• Columnists
    Competition and cooperation, two sides of a coin
    By Zhang Ming | chinawatch.cn | Updated: 2019-04-03 11:54
    Zhang Ming

    Premier Li Keqiang will soon come to Brussels again and co-host the 21st China-EU Summit with President Donald Tusk and President Jean-Claude Juncker.

    The summit will be the last one before the end of this EU leadership mandate so it is befitting to take stock of what have been achieved in the past five years and chart the course for the future. Our teams are now working on the agenda, topics and deliverables.

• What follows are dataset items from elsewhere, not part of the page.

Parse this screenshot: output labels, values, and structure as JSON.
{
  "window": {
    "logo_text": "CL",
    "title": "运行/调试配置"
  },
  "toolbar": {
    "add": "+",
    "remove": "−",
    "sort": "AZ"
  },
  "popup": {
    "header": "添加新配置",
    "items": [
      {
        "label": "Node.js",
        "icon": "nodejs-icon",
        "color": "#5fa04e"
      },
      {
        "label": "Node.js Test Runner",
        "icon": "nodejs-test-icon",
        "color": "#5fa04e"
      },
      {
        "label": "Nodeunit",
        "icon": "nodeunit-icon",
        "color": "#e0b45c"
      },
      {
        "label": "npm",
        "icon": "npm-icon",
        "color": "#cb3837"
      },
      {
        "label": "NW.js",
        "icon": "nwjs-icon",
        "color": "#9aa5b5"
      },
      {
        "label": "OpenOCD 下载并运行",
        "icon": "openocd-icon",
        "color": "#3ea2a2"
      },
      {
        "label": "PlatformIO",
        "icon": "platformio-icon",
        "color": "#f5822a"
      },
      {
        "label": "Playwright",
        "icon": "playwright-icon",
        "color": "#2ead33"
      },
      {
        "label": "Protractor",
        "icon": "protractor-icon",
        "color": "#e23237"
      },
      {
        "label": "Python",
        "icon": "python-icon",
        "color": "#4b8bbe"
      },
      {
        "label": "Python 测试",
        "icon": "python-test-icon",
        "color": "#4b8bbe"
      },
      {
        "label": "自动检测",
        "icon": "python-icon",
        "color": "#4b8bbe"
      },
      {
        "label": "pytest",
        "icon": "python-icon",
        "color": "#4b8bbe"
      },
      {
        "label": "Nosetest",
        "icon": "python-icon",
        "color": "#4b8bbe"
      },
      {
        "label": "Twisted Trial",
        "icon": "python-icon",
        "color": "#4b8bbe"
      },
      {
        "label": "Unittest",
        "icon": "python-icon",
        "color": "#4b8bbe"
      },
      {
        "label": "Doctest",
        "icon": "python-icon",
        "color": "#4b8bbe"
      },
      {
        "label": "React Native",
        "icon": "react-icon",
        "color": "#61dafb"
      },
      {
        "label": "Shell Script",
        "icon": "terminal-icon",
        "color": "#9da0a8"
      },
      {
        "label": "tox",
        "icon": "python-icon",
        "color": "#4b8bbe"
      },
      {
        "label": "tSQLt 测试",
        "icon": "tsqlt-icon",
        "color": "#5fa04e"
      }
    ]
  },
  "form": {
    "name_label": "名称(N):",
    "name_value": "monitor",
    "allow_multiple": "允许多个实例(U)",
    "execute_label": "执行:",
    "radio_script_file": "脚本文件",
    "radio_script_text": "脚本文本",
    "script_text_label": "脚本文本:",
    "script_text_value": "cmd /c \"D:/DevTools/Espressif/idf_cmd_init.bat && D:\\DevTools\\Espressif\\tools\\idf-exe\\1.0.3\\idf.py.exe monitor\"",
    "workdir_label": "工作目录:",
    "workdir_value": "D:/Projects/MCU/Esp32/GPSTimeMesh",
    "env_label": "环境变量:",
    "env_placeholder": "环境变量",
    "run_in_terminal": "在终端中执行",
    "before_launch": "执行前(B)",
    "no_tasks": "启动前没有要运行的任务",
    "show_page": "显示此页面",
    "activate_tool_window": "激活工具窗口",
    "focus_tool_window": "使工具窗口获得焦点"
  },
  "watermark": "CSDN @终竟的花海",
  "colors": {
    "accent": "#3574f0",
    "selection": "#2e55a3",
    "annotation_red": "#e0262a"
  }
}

    And last month, Premier Li expressed his expectations for the summit when he met the press.

    I want to emphasize that for any deliverable to move forward effectively, both sides need to make an effort. And we hope to work with the EU toward a successful summit and bring a positive and healthy China-EU relationship to the next EU leadership.

    Last month, Chinese State Councilor and Foreign Minister Wang Yi co-chaired the 9th High-level Strategic Dialogue with High Representative/Vice-President Federica Mogherini, and was invited, for the first time, to an informal working lunch with the EU28 foreign ministers.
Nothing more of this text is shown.